Именно поэтому, собрав всю свою волю, я пошла в музей. Как я и боялась, это оказалось мучительно. Меня переполняли чувства, и я едва могла дышать, когда увидела фотографии платформы, на которую в мае 1944 года в Аушвиц прибывали поезда. Потом я подошла к вагону для скота. То была точная копия старого немецкого железнодорожного вагона, который был предназначен для перевозки домашней скотины, но в котором перевозили нас. Посетители могли забраться внутрь и оценить, насколько это место было темным и тесным; почувствовать, каково было здесь находиться, когда людей набивали так плотно, что приходилось сидеть друг на друге; вообразить, как на сотни людей могло быть одно ведро для воды и одно ведро для испражнений; представить, как мы ехали и день и ночь без остановок и единственной едой была буханка черствого хлеба, выдаваемая на восемь, а порой на десять заключенных. Перед входом в вагон я застыла, словно парализованная. За мной толпились люди, молча и с почтением ожидавшие, когда я зайду внутрь. Тянулись долгие минуты, а я не могла это сделать; мне понадобились все силы, чтобы заставить себя поднять сначала одну ногу, потом вторую и втиснуться в узкую дверь.

Внутри вагона меня охватил ужас, и на минуту показалось, что сейчас начнется рвота. Я сжалась в комок, вспоминая те последние дни, когда видела родителей живыми. Неумолимый стук колес на путях. Тогда мне было шестнадцать, я не знала, что мы едем в Аушвиц. Не знала, что скоро и мать и отец будут убиты. В дороге нужно было выдержать все лишения и неопределенность. Но почему-то те переживания, казалось, было проще переносить, чем теперь заново. На этот раз мне пришлось прочувствовать все. На этот раз я плакала. Я потеряла счет времени, сидя в темноте со своей болью, почти не замечая, как другие посетители входили, стояли рядом со мной и шли дальше. Я просидела там, наверное, час или два.

Когда я наконец вышла, то почувствовала себя иначе. Стало чуть легче. Пришло чувство опустошенности. Мои горе и страх никуда не делись. Я от всего вздрагивала: от свастики, глядевшей на меня с каждой фотографии; от застывших глаз офицера СС, стоявшего на страже. Но, вернувшись в прошлое, я позволила себе проявить чувства, от которых столько лет бежала.

Есть много веских причин, почему мы избегаем своих чувств: одни вызывают душевный дискомфорт; другие кажутся нам ошибочными, и мы думаем, что не должны их испытывать; некоторых мы боимся, поскольку они могут ранить близких нам людей. И есть чувства, пугающие нас тем, что они могут означать, — они могут рассказать о выборе, который мы сделали или который собираемся совершить.
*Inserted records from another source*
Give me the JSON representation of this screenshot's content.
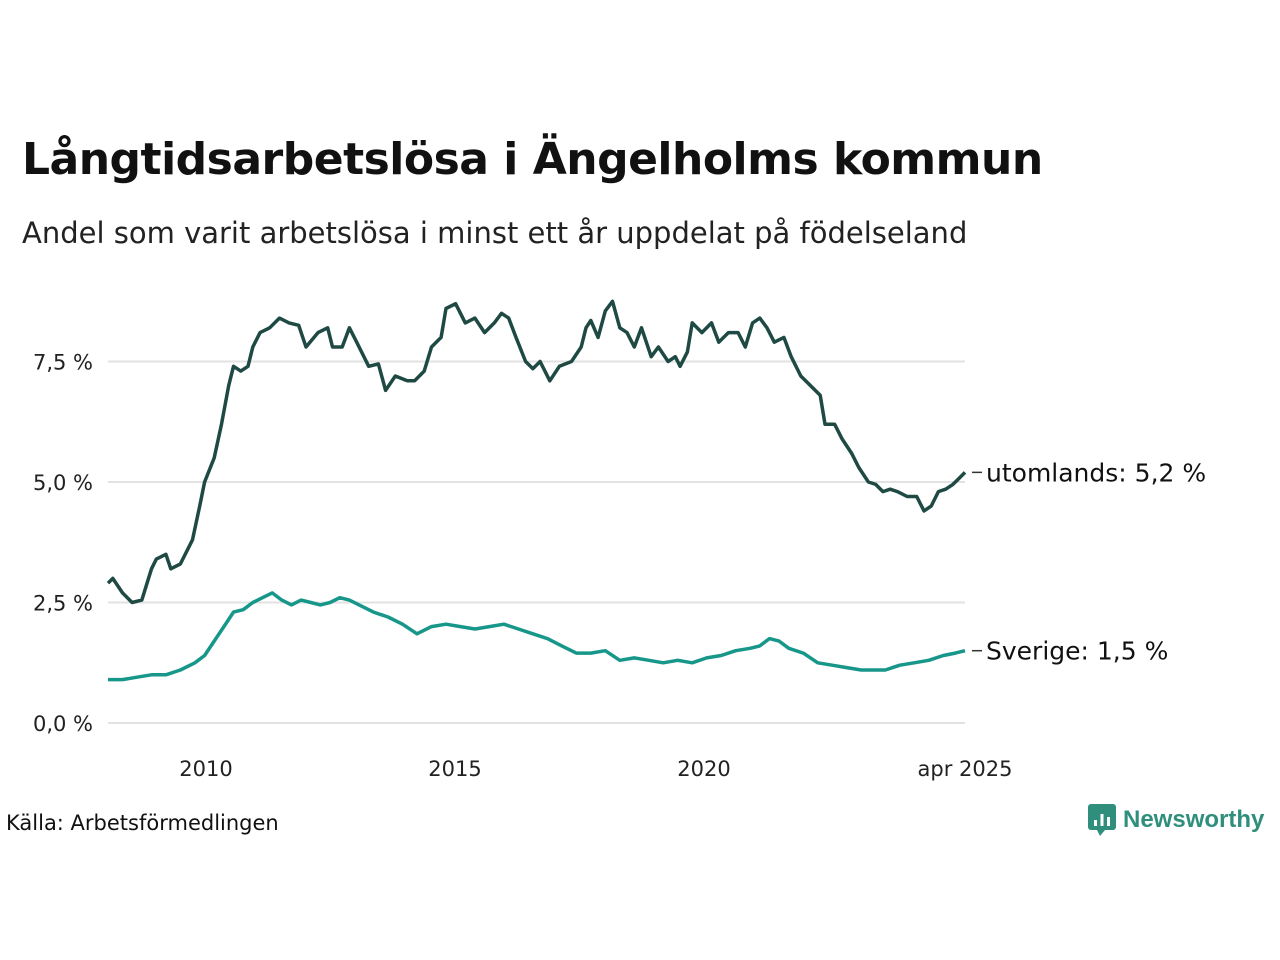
{
  "title": "Långtidsarbetslösa i Ängelholms kommun",
  "subtitle": "Andel som varit arbetslösa i minst ett år uppdelat på födelseland",
  "source": "Källa: Arbetsförmedlingen",
  "brand": "Newsworthy",
  "colors": {
    "utomlands": "#1f4a44",
    "sverige": "#17968a",
    "grid": "#e2e2e2",
    "brand": "#2f8f7c"
  },
  "chart_data": {
    "type": "line",
    "x_start": "2008-01",
    "x_end": "2025-04",
    "x_unit": "year",
    "xticks": [
      {
        "x": 2010.0,
        "label": "2010"
      },
      {
        "x": 2015.0,
        "label": "2015"
      },
      {
        "x": 2020.0,
        "label": "2020"
      },
      {
        "x": 2025.25,
        "label": "apr 2025"
      }
    ],
    "yticks": [
      {
        "y": 0,
        "label": "0,0 %"
      },
      {
        "y": 2.5,
        "label": "2,5 %"
      },
      {
        "y": 5,
        "label": "5,0 %"
      },
      {
        "y": 7.5,
        "label": "7,5 %"
      }
    ],
    "xlim": [
      2008.0,
      2025.25
    ],
    "ylim": [
      0,
      8.8
    ],
    "grid": true,
    "series": [
      {
        "name": "utomlands",
        "end_label": "utomlands: 5,2 %",
        "points": [
          [
            2008.0,
            2.9
          ],
          [
            2008.1,
            3.0
          ],
          [
            2008.3,
            2.7
          ],
          [
            2008.5,
            2.5
          ],
          [
            2008.7,
            2.55
          ],
          [
            2008.9,
            3.2
          ],
          [
            2009.0,
            3.4
          ],
          [
            2009.2,
            3.5
          ],
          [
            2009.3,
            3.2
          ],
          [
            2009.5,
            3.3
          ],
          [
            2009.75,
            3.8
          ],
          [
            2009.9,
            4.5
          ],
          [
            2010.0,
            5.0
          ],
          [
            2010.2,
            5.5
          ],
          [
            2010.35,
            6.2
          ],
          [
            2010.5,
            7.0
          ],
          [
            2010.6,
            7.4
          ],
          [
            2010.75,
            7.3
          ],
          [
            2010.9,
            7.4
          ],
          [
            2011.0,
            7.8
          ],
          [
            2011.15,
            8.1
          ],
          [
            2011.35,
            8.2
          ],
          [
            2011.55,
            8.4
          ],
          [
            2011.75,
            8.3
          ],
          [
            2011.95,
            8.25
          ],
          [
            2012.1,
            7.8
          ],
          [
            2012.35,
            8.1
          ],
          [
            2012.55,
            8.2
          ],
          [
            2012.65,
            7.8
          ],
          [
            2012.85,
            7.8
          ],
          [
            2013.0,
            8.2
          ],
          [
            2013.15,
            7.9
          ],
          [
            2013.4,
            7.4
          ],
          [
            2013.6,
            7.45
          ],
          [
            2013.75,
            6.9
          ],
          [
            2013.95,
            7.2
          ],
          [
            2014.2,
            7.1
          ],
          [
            2014.35,
            7.1
          ],
          [
            2014.55,
            7.3
          ],
          [
            2014.7,
            7.8
          ],
          [
            2014.9,
            8.0
          ],
          [
            2015.0,
            8.6
          ],
          [
            2015.2,
            8.7
          ],
          [
            2015.4,
            8.3
          ],
          [
            2015.6,
            8.4
          ],
          [
            2015.8,
            8.1
          ],
          [
            2016.0,
            8.3
          ],
          [
            2016.15,
            8.5
          ],
          [
            2016.3,
            8.4
          ],
          [
            2016.45,
            8.0
          ],
          [
            2016.65,
            7.5
          ],
          [
            2016.8,
            7.35
          ],
          [
            2016.95,
            7.5
          ],
          [
            2017.15,
            7.1
          ],
          [
            2017.35,
            7.4
          ],
          [
            2017.6,
            7.5
          ],
          [
            2017.8,
            7.8
          ],
          [
            2017.9,
            8.2
          ],
          [
            2018.0,
            8.35
          ],
          [
            2018.15,
            8.0
          ],
          [
            2018.3,
            8.55
          ],
          [
            2018.45,
            8.75
          ],
          [
            2018.6,
            8.2
          ],
          [
            2018.75,
            8.1
          ],
          [
            2018.9,
            7.8
          ],
          [
            2019.05,
            8.2
          ],
          [
            2019.25,
            7.6
          ],
          [
            2019.4,
            7.8
          ],
          [
            2019.6,
            7.5
          ],
          [
            2019.75,
            7.6
          ],
          [
            2019.85,
            7.4
          ],
          [
            2020.0,
            7.7
          ],
          [
            2020.1,
            8.3
          ],
          [
            2020.3,
            8.1
          ],
          [
            2020.5,
            8.3
          ],
          [
            2020.65,
            7.9
          ],
          [
            2020.85,
            8.1
          ],
          [
            2021.05,
            8.1
          ],
          [
            2021.2,
            7.8
          ],
          [
            2021.35,
            8.3
          ],
          [
            2021.5,
            8.4
          ],
          [
            2021.65,
            8.2
          ],
          [
            2021.8,
            7.9
          ],
          [
            2022.0,
            8.0
          ],
          [
            2022.15,
            7.6
          ],
          [
            2022.35,
            7.2
          ],
          [
            2022.55,
            7.0
          ],
          [
            2022.75,
            6.8
          ],
          [
            2022.85,
            6.2
          ],
          [
            2023.05,
            6.2
          ],
          [
            2023.2,
            5.9
          ],
          [
            2023.4,
            5.6
          ],
          [
            2023.55,
            5.3
          ],
          [
            2023.75,
            5.0
          ],
          [
            2023.9,
            4.95
          ],
          [
            2024.05,
            4.8
          ],
          [
            2024.2,
            4.85
          ],
          [
            2024.35,
            4.8
          ],
          [
            2024.55,
            4.7
          ],
          [
            2024.75,
            4.7
          ],
          [
            2024.9,
            4.4
          ],
          [
            2025.05,
            4.5
          ],
          [
            2025.2,
            4.8
          ],
          [
            2025.35,
            4.85
          ],
          [
            2025.5,
            4.95
          ],
          [
            2025.6,
            5.05
          ],
          [
            2025.75,
            5.2
          ]
        ]
      },
      {
        "name": "Sverige",
        "end_label": "Sverige: 1,5 %",
        "points": [
          [
            2008.0,
            0.9
          ],
          [
            2008.3,
            0.9
          ],
          [
            2008.6,
            0.95
          ],
          [
            2008.9,
            1.0
          ],
          [
            2009.2,
            1.0
          ],
          [
            2009.5,
            1.1
          ],
          [
            2009.8,
            1.25
          ],
          [
            2010.0,
            1.4
          ],
          [
            2010.2,
            1.7
          ],
          [
            2010.4,
            2.0
          ],
          [
            2010.6,
            2.3
          ],
          [
            2010.8,
            2.35
          ],
          [
            2011.0,
            2.5
          ],
          [
            2011.2,
            2.6
          ],
          [
            2011.4,
            2.7
          ],
          [
            2011.6,
            2.55
          ],
          [
            2011.8,
            2.45
          ],
          [
            2012.0,
            2.55
          ],
          [
            2012.2,
            2.5
          ],
          [
            2012.4,
            2.45
          ],
          [
            2012.6,
            2.5
          ],
          [
            2012.8,
            2.6
          ],
          [
            2013.0,
            2.55
          ],
          [
            2013.2,
            2.45
          ],
          [
            2013.5,
            2.3
          ],
          [
            2013.8,
            2.2
          ],
          [
            2014.1,
            2.05
          ],
          [
            2014.4,
            1.85
          ],
          [
            2014.7,
            2.0
          ],
          [
            2015.0,
            2.05
          ],
          [
            2015.3,
            2.0
          ],
          [
            2015.6,
            1.95
          ],
          [
            2015.9,
            2.0
          ],
          [
            2016.2,
            2.05
          ],
          [
            2016.5,
            1.95
          ],
          [
            2016.8,
            1.85
          ],
          [
            2017.1,
            1.75
          ],
          [
            2017.4,
            1.6
          ],
          [
            2017.7,
            1.45
          ],
          [
            2018.0,
            1.45
          ],
          [
            2018.3,
            1.5
          ],
          [
            2018.6,
            1.3
          ],
          [
            2018.9,
            1.35
          ],
          [
            2019.2,
            1.3
          ],
          [
            2019.5,
            1.25
          ],
          [
            2019.8,
            1.3
          ],
          [
            2020.1,
            1.25
          ],
          [
            2020.4,
            1.35
          ],
          [
            2020.7,
            1.4
          ],
          [
            2021.0,
            1.5
          ],
          [
            2021.3,
            1.55
          ],
          [
            2021.5,
            1.6
          ],
          [
            2021.7,
            1.75
          ],
          [
            2021.9,
            1.7
          ],
          [
            2022.1,
            1.55
          ],
          [
            2022.4,
            1.45
          ],
          [
            2022.7,
            1.25
          ],
          [
            2023.0,
            1.2
          ],
          [
            2023.3,
            1.15
          ],
          [
            2023.6,
            1.1
          ],
          [
            2023.9,
            1.1
          ],
          [
            2024.1,
            1.1
          ],
          [
            2024.4,
            1.2
          ],
          [
            2024.7,
            1.25
          ],
          [
            2025.0,
            1.3
          ],
          [
            2025.3,
            1.4
          ],
          [
            2025.55,
            1.45
          ],
          [
            2025.75,
            1.5
          ]
        ]
      }
    ]
  }
}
Но пока вы избегаете своих чувств, вы отрицаете реальность. И если вы попытаетесь от чего-то отгородиться и скажете себе: «Не хочу об этом думать», я гарантирую, что вы будете думать именно об этом. Так что пригласите свое чувство войти в вашу жизнь и побудьте с ним. После чего решите, как долго вы собираетесь его удерживать. Ведь вы не просто маленькое, хрупкое существо. Нужно уметь смотреть в лицо любой реальности, чтобы наконец перестать сражаться и прятаться. Помните, что чувство — это только чувство, а не ваша сущность.

В одном сельском районе Канады шестнадцать лет назад сентябрьским утром Кэролайн только-только запустила стирку и хотела насладиться тихим днем, одиночеством и тишиной в доме, когда в дверь постучали. Из окна она увидела, что это Майкл, двоюродный брат мужа. Майкл был ее ровесником — слегка за сорок. Большая часть его жизни была связана с преступным миром: кражи, мелкое хулиганство, злоупотребление наркотиками, — и теперь он наконец был готов получить второй шанс. Недавно он съехался со своей девушкой, но продолжал чувствовать себя членом семьи Кэролайн и ее мужа — семьи, которая его приютила, поддержала в желании измениться, обеспечила работой и стабильной домашней обстановкой. Он и сейчас оставался неотъемлемой частью их жизни, полностью своим человеком, которому во всем можно доверять, любил проводить время в семейном кругу Кэролайн, кузена и трех мальчиков, часто оставаясь на ужин.

Несмотря на то что Майкл был ей дорог и она всегда заботилась о нем, на секунду Кэролайн подумала, не притвориться ли, что ее нет дома. Муж уехал, мальчики, ее пасынки, снова пошли в школу после летних каникул, и ей не хотелось, чтобы приход Майкла помешал ее планам. С одной стороны, это было ее первое утро за три месяца, которое она могла провести в блаженном одиночестве. Но с другой — это был Майкл, родственник, которого она любила, который любил ее и полагался на нее и их семью. Кэролайн открыла дверь и пригласила его зайти и выпить кофе.

— У ребят сегодня начались занятия в школе, — завела она непринужденный разговор, ставя кружки и сливки на стол.

— Я знаю.

— Том тоже на несколько дней уехал.

В этот момент он достал пистолет. Приставил к ее голове и велел лечь на пол. Она встала на колени рядом с холодильником.

— Что ты делаешь? — сказала она. — Майкл, что ты делаешь?

Она слышала, как он расстегивает ремень и молнию на джинсах.

В горле пересохло. Бешено колотилось сердце. В колледже Кэролайн проходила курс самообороны и сейчас судорожно подбирала нужные слова, которые обычно учат произносить, если кто-то нападет на вас. Обращаться к нему по имени. Обязательно вспомнить о семье. Она не переставая говорила, каким-то образом сохраняя уверенный и спокойный голос, — о родителях Майкла, детях, отдыхе с семьей, о любимых им местах для рыбалки.

— Ладно, не буду тебя насиловать, — наконец сказал он.

Его голос звучал так бесцеремонно и небрежно, как будто он говорил: «Пожалуй, я все-таки откажусь от кофе».

Но он продолжал держать пистолет у ее головы. Она не видела его лица. Он под кайфом? Что ему нужно? Похоже, он все спланировал заранее, зная, что она будет дома одна. Неужели он собирается их грабить?

— Бери все что хочешь, — сказала она. — Ты знаешь, где что лежит. Забирай, бери все.

— Ну да. Так я и сделаю.

Она почувствовала какое-то движение с его стороны, будто он собирался отойти от нее. Затем он снова замер, сильно прижав ствол к ее голове.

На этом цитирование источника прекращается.